Ab-interno trabeculectomy with novel ablative device encouraging based on case series outcomes

October 15, 2008

Outcomes data for ab-interno trabeculectomy with a novel ablative device (Trabectome, NeoMedix) to ablate thermally the trabecular meshwork consist of case series. So far, this procedure has been associated with favorable IOP lowering, but a direct comparison with standard trabeculectomy is needed, according to one glaucoma specialist.

Key Points

Boston-Further research is needed to delineate what role ab-interno trabeculectomy with a novel ablative device (Trabectome, NeoMedix) will have in the surgical management of glaucoma. Based on experience to date, however, it is a promising contender in the search to find a viable alternative to trabeculectomy, said Douglas J. Rhee, MD.

"[Surgery with this device] appears to offer good IOP control," said Dr. Rhee, assistant professor of ophthalmology, Harvard Medical School, Boston. "However, available data are from consecutive case series. While such information has merit for initial evaluations, comparisons with trabeculectomy are necessary if this surgery is being considered as its possible replacement."

Site of resistance modified

The patient lies with his or her head tilted away from the surgeon, and the pupil is not dilated unless combined cataract surgery is being performed. The procedure is performed one-handed.

"The second hand holds the gonioscopic lens, which is necessary for visualization," said Dr. Rhee, also affiliated with the Massachusetts Eye and Ear Infirmary.

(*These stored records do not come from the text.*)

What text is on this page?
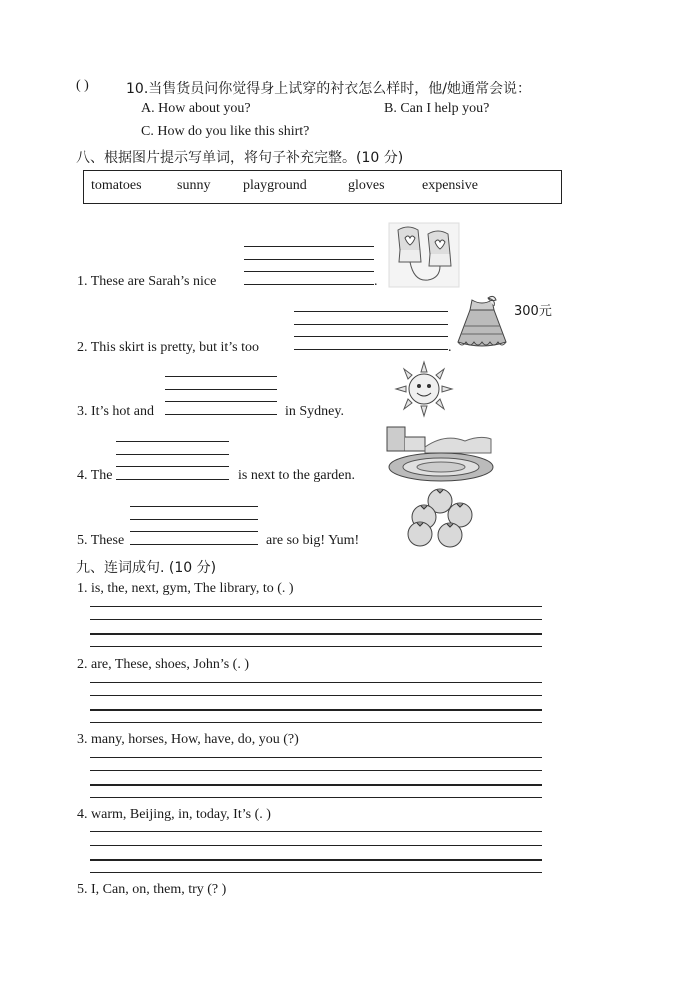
( )	10.当售货员问你觉得身上试穿的衬衣怎么样时，他/她通常会说：
A. How about you?	B. Can I help you?
C. How do you like this shirt?
八、根据图片提示写单词，将句子补充完整。(10 分)
tomatoes	sunny playground	gloves	expensive
1. These are Sarah’s nice	.
2. This skirt is pretty, but it’s too	.
300元
3. It’s hot and	in Sydney.
4. The	is next to the garden.
5. These	are so big! Yum!
九、连词成句. (10 分)
1. is, the, next, gym, The library, to (. )
2. are, These, shoes, John’s (. )
3. many, horses, How, have, do, you (?)
4. warm, Beijing, in, today, It’s (. )
5. I, Can, on, them, try (? )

After creating a paracentesis and filling the eye with acetylcholine chloride intraocular solution (Miochol-E, Novartis), a 1.6-mm keratome is used to create a clear corneal, near-limbal incision.

The device is introduced under direct visualization and advanced under gonioscopic control. The footplate engages and punctures the trabecular meshwork. The footplate of the tip is placed into Schlemm's canal. Thermal cautery is used to remove a portion of the trabecular meshwork, directly exposing Schlemm's canal and the nasal collecting channels to the anterior chamber.

"This is the one time surgeons are glad to see blood in the eye because it is reflux from Schlemm's canal and signifies that an open connection has been established between the anterior chamber and the aqueous veins," Dr. Rhee said. "The corneal incision created with the [device] is self-sealing."

Initial clinical data for this procedure were published in 2005 in Ophthalmology by Minckler et al., who reported an approximate 38% lowering of IOP after 6 months in a group of about 25 eyes. The next year, data were reported from a cohort of 101 eyes with follow-up ranging up to 30 months. Success, defined by IOP <21 mm Hg regardless of medications, was achieved by 84% of eyes.

In 2008, results were reported from 679 eyes and showed IOP control was adequate enough so that only 8% of the cohort needed subsequent glaucoma surgery performed.

"The biggest advantage of this procedure is that if it fails, trabeculectomy still can be performed because a quadrant of conjunctiva has not been wasted," Dr. Rhee said. "I consider the procedure an option for eyes [in which] laser trabeculoplasty [has failed].

"At least for now, glaucoma surgeons will continue to depend on trabeculectomy and tube shunts," Dr. Rhee concluded. "Future research such as a prospective clinical trial comparing [the device] with trabeculectomy would help to clarify more decisively the place of this promising new procedure within our armamentarium."